Было 20 мая. Солнышко по настоящему, по майскому – весеннему грело с неба. По всему было видно, что наше и здесь возьмёт, и лица у всех были весёлые и солнце-то, казалось, светит будто только нам и травка зеленеет, и жаворонок в небе будто только для нас поёт победную песню. А в полуверсте неугомонно хлопали винтовки, ухали орудия и строчили неугомонные пулемёты. Солнце зашло, и разгоревшийся заревом заката запад стал потухать. Медленно мрак ночи окутал и поле битвы и хутор, плотину с околицей, пересечённой линией наших окопов. Но стрельба всю ночь не затихала по-прежнему, то усиливаясь, то ослабевая, только уханье орудий прекратилось.

В хуторе не спали. Всю ночь по улицам хутора шмыгали конные и пешие люди с донесениями в штаб полка, то в штаб дивизии, которые находились здесь же. Неутомимо работали полевые телефоны. То и дело слышалось: «Немедленно прислать. Наштакор приказал… Слушаешь?». Жизнь кипела, но из штабов, как из мозгов по нервам, сыпались приказания, распоряжения по всем участкам фронта.

Началось утро. С восходом солнца с особенным усердием вновь заухали орудия, залились по всему фронту пулемёты, поднялась отчаянная трескотня винтовок. Всё сливалось в один невообразимый гул. Кажется, небо рушилось. За каждым новым гулом орудия старики и бабы, наблюдавшие за позицией, удовлетворённо вскрикивали: «Ага га-га… Поддай, поддай родимые. Так их, так их анчихристов …Это им не курочек жаренных да яичницу есть… Мучители проклятые».

– Да как же, родимые, – жаловалась старуха, вытирая глаза завеской, – и говорит, казаки больше не придут, – мы их всех в Чёрном море потопим. Вон он, ирод пучеглазый, что ж мне сплясать свелишь, коли у меня там и дед и двое сыновей?».

– Не приведи Бог, чего натерпелись – вставил старик: мучили одно слово: ночь полночь вваливается, жарь ему, вари и штык наставляет. Шапку не снимет, Богу не помолится, а на Спасителя, – это говорит товарищ наш. И как Господь их терпел! Душу вымотали.

Канонада вдруг стихла, все насторожились.

– Что это значит?

– Сбили… погнали проклятых, – крикнул промчавшийся мимо казак.

– Слава тебе Господи, – зашептали старики и бабы, и истово стали креститься.

Красных, действительно гнали. То там, то здесь лежали их трупы; по полю разбросаны ранцы, винтовки, патроны и т. п.

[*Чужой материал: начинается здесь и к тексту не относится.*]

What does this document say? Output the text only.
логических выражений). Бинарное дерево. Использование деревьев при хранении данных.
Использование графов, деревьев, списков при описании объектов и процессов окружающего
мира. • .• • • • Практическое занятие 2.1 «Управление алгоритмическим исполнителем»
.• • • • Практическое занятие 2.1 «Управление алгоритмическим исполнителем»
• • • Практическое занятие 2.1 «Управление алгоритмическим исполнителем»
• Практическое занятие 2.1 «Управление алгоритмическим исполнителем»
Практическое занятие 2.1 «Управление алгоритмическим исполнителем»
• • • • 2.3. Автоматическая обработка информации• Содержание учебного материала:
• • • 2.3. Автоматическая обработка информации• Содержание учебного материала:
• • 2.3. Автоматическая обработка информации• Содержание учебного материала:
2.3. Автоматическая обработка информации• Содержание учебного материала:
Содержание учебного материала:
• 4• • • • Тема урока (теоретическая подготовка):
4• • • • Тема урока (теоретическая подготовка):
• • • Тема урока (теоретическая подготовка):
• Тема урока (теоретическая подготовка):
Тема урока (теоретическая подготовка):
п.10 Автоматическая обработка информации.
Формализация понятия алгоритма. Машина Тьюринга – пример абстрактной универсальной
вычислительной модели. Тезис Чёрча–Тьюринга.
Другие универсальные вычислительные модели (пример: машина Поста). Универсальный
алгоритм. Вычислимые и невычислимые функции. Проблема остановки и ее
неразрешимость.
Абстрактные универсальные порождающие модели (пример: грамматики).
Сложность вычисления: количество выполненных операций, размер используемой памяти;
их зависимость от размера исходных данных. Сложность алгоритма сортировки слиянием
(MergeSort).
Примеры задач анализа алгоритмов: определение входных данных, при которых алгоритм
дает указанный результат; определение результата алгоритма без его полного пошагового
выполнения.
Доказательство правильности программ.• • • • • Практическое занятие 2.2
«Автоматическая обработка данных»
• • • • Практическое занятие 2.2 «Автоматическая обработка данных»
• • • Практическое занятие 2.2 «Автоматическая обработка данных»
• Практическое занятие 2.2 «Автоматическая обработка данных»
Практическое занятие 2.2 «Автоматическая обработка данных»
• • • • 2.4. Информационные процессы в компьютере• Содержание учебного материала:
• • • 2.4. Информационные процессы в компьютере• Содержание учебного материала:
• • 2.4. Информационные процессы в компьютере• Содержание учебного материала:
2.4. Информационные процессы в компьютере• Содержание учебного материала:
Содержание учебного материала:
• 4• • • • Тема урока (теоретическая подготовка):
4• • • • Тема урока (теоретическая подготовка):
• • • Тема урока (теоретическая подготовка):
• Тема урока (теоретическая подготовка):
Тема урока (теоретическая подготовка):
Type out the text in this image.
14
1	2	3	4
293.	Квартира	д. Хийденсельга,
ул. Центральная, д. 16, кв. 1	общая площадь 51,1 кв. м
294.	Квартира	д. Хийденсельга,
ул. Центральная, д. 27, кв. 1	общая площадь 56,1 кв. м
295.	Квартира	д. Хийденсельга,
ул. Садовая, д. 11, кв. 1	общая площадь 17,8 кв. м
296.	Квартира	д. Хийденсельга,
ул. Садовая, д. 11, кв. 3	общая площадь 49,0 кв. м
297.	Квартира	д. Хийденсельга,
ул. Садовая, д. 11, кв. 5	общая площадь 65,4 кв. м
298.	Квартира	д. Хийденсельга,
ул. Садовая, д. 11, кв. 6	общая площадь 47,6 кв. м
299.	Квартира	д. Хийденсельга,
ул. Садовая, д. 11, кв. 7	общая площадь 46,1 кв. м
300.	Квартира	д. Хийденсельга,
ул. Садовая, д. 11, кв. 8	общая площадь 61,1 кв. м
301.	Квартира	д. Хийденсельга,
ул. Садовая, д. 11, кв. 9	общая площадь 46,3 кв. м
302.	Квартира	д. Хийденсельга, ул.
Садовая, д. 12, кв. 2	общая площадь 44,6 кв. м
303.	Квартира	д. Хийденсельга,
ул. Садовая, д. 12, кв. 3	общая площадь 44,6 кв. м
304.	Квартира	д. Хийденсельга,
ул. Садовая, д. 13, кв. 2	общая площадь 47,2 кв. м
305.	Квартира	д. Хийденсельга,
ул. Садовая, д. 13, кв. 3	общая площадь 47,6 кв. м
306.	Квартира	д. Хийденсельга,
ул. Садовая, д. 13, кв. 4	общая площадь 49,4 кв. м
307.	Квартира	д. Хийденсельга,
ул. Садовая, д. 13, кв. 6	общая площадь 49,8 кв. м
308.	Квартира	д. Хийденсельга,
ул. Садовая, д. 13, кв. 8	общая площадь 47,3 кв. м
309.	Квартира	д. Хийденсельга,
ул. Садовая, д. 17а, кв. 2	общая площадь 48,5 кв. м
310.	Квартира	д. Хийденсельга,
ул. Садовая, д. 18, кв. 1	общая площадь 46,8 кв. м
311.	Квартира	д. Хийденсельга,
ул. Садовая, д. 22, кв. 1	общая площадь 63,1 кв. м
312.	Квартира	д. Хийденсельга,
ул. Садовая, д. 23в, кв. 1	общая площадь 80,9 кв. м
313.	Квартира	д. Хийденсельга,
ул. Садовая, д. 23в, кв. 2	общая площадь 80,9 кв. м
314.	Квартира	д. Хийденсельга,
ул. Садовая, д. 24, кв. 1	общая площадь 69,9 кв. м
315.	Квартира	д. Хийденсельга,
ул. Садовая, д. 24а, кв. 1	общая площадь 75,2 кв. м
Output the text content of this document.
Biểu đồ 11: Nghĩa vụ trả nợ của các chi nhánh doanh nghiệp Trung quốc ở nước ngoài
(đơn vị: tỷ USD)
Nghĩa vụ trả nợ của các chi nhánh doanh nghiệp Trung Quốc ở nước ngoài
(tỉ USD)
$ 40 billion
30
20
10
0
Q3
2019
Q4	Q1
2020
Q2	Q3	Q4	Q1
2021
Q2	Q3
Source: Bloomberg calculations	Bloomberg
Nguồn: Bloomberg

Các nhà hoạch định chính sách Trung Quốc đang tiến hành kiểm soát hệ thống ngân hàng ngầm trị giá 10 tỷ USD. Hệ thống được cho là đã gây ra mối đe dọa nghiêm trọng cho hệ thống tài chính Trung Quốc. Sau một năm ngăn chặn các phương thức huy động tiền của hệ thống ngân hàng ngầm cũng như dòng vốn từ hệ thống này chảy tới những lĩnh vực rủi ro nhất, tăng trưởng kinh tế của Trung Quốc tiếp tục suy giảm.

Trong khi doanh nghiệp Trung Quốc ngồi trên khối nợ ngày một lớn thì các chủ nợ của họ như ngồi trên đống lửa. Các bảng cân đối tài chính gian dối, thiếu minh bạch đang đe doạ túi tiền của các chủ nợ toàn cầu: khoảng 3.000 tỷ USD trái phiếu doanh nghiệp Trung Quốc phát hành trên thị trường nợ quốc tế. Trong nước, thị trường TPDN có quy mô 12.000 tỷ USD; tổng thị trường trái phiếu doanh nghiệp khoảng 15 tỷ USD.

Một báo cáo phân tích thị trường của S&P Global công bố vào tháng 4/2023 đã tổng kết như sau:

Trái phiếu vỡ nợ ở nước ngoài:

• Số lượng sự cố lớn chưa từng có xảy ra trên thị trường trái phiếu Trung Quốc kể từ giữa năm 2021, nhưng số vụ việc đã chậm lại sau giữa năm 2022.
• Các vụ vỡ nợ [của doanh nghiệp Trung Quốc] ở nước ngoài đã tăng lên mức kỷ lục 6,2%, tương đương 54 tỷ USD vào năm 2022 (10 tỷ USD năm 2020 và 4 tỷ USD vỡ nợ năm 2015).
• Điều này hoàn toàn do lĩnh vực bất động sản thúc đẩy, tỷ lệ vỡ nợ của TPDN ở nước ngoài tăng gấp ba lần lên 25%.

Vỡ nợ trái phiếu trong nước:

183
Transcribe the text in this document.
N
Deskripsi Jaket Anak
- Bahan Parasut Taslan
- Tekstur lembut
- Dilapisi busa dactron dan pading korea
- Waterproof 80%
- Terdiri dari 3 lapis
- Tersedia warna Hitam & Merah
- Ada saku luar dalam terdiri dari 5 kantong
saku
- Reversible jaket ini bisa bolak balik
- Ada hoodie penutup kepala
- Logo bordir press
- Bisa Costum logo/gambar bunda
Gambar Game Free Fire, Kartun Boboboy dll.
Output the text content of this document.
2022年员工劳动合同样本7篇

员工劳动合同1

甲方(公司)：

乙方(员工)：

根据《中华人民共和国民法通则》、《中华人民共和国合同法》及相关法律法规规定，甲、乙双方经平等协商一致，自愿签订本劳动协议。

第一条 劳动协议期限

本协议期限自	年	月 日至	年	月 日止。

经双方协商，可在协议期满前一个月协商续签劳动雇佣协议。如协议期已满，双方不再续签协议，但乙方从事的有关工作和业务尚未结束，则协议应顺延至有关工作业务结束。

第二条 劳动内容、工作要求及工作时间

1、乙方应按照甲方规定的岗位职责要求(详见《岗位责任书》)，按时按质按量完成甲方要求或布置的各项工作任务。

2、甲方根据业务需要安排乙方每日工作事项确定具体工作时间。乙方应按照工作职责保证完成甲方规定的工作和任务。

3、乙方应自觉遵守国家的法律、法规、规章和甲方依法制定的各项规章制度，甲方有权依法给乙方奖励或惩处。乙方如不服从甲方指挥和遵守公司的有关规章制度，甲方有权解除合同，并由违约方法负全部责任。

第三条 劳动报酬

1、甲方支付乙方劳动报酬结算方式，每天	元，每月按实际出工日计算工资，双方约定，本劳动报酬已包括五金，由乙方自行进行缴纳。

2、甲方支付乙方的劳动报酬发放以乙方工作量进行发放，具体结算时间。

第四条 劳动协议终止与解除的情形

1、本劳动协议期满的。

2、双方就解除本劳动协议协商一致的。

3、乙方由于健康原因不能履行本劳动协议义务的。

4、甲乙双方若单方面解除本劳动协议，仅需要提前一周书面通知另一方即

– Зажаривают… Уйди с дороги, – шутили казаки.

Через час – полтора был занят и хутор Чеботовский. На улицах появились навстречу казакам бабы с кусками хлеба и кувшинами молока.

– Ешьте родименькие, ешьте, – голосили они: не думали не гадали видать вас… Обобрали нас, проклятые; всех быков и лошадей забрали.

Весь хутор наполнился гамом: то голосила безутешно баба – мать пятерых детей, узнавшая о смерти мужа, то взвизгивали ребятишки, встретившие отца; и радость, и рядом слёзы тяжёлого горя. Повидавшись с родными, наскоро собравши в ранец домашнего съестного, спешили казаки через гору, откуда ещё доносились редкие орудийные выстрелы.

– Далеко уже наши, – говорили казаки – видно красные жарят все переменным алюром, без пересадки.

К вечеру хутор наполнился подтянувшимися на ночлег обозами. Засветились огоньки разложенных у обозов костров. Стемнело. Шум угомонился. В мягкой вечерней темноте, откуда-то поблизости послышался сильный теноровой голос:

«Вой-да там за речушкою, там за быстрою… е-е-вой» … и несколько дружных голосов подхватили любимую казачью песню: «Там ходили, там ходили млад донской казачок». Зазвенел подголосник. С чувством и любовью исполнялась песня с излюбленными «коленами» и своеобразными, и милыми донскому казаку «е-е-вой», которые вносят в песню характерные черты и красоту, понятную только казакам. Песня повествовала о том, как за той речушкой тяжело раненый казак умирал, и своему другу верному «вороному коню» приказывал «бежать на Тихий Дон, снести родным поклон». А на церковной площади у колодца, поставив вёдра, стояли гурьбой бабы и, затаив дыхание, слушали звуки родной песни, и от времени смахивали со щеки слезу. Долго в эту ночь не спали освобождённые жители, делясь пережитым».